The Huffpost Good News shared a heartwarming story about a young library book reader, Jackson, who returned a book guiltily after tearing a page accidentally. Accompanying the book was a handwritten note offering a simple, but penitent apology.
The incident touched librarians, who often receive books with torn pages. This was the first one that came with a sincere apology. We seldom apologize, wanting to save our pride and self-esteem. That pride sabotages meaningful relationships that you can otherwise build with sincerity.
For a start, apologies reestablish trust. Apologizing when you have broken a rule of conduct tells the offended party that you know what rules are. You have more chance of making a person feel more assured if you agree that your behavior was out of line.
It also returns dignity to those you have hurt. Acknowledging that it was your fault helps an injured party to save his pride. It repairs relationships, and helps the injured party to refocus on your virtues.
Apologizing to someone sincerely reduces pain and stress considerably. It restores relationships.

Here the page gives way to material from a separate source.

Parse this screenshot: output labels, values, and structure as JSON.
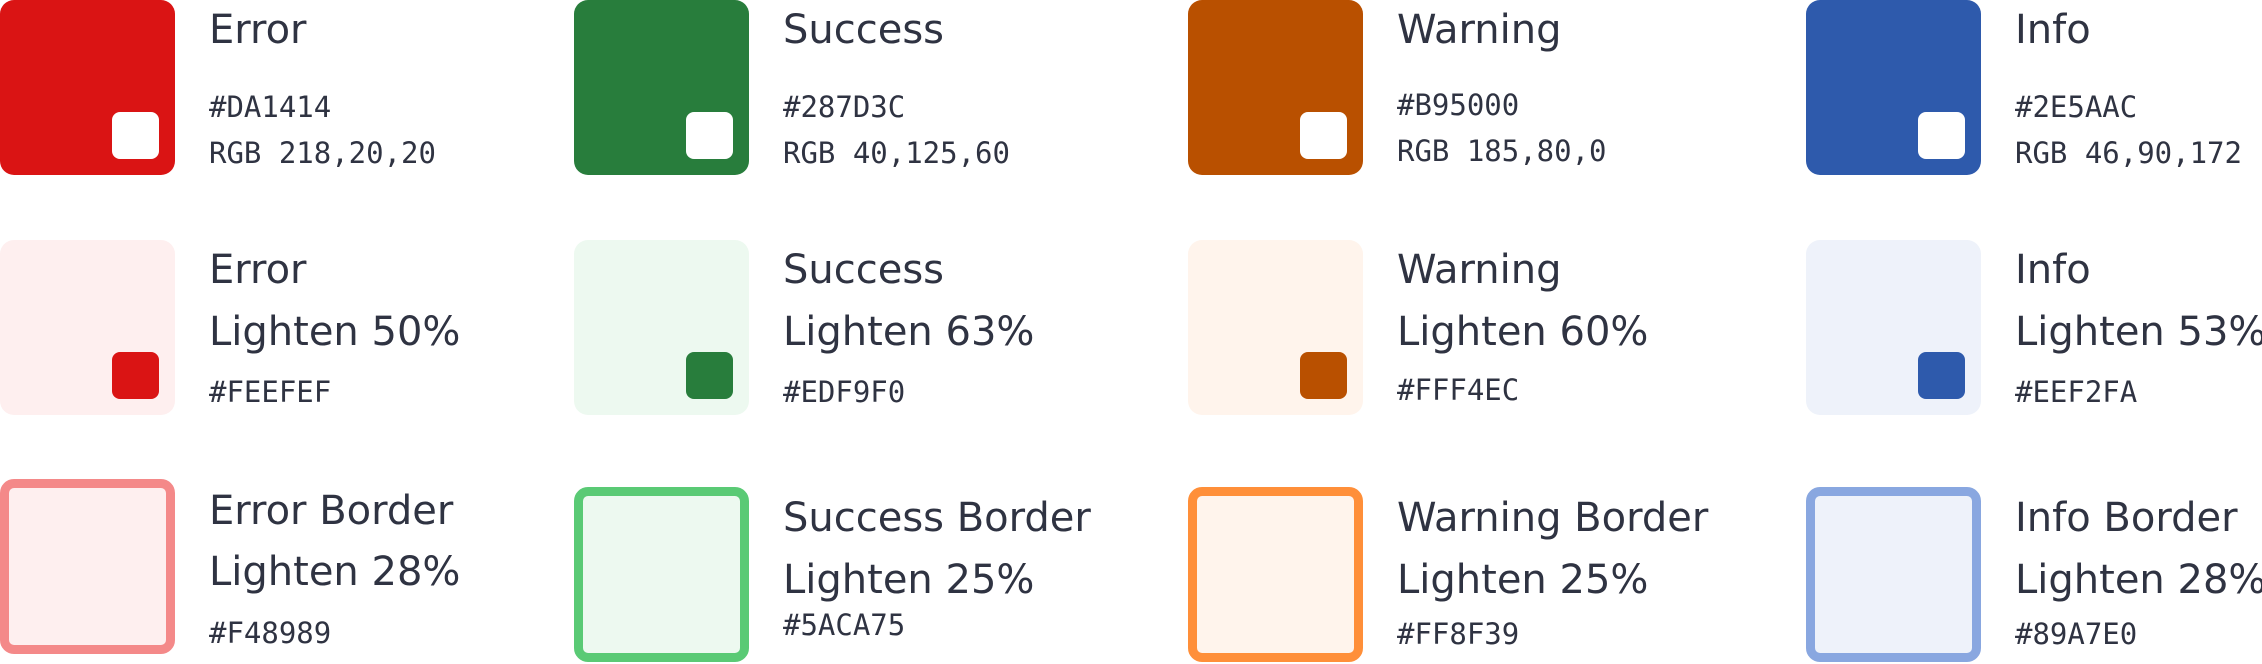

Knowing when, where and how to apologize is the key to doing it sincerely. In general, if you can sense that something you did, deliberately or otherwise, has caused discomfort, it is good to apologize and clear the air. If you believe that the hurt party is simply being unreasonable, you may have to have a heart-to-heart talk with him. Own up to your faults, but remember that there is no need to take responsibility for something that is not your fault.
Express sincere regret for causing him hurt. He needs to know that you feel awful for putting him in a difficult position. It makes your apology sincere, and shows that you care. Do what you can to make amends, and reaffirm boundaries. This will help both parties to decide on preferred behavior.
Let go of results. Not all apologies will end in reconciliation. Often, a person will forgive you, but stay guarded. If you have done what you can, let this go and let time heal wounds.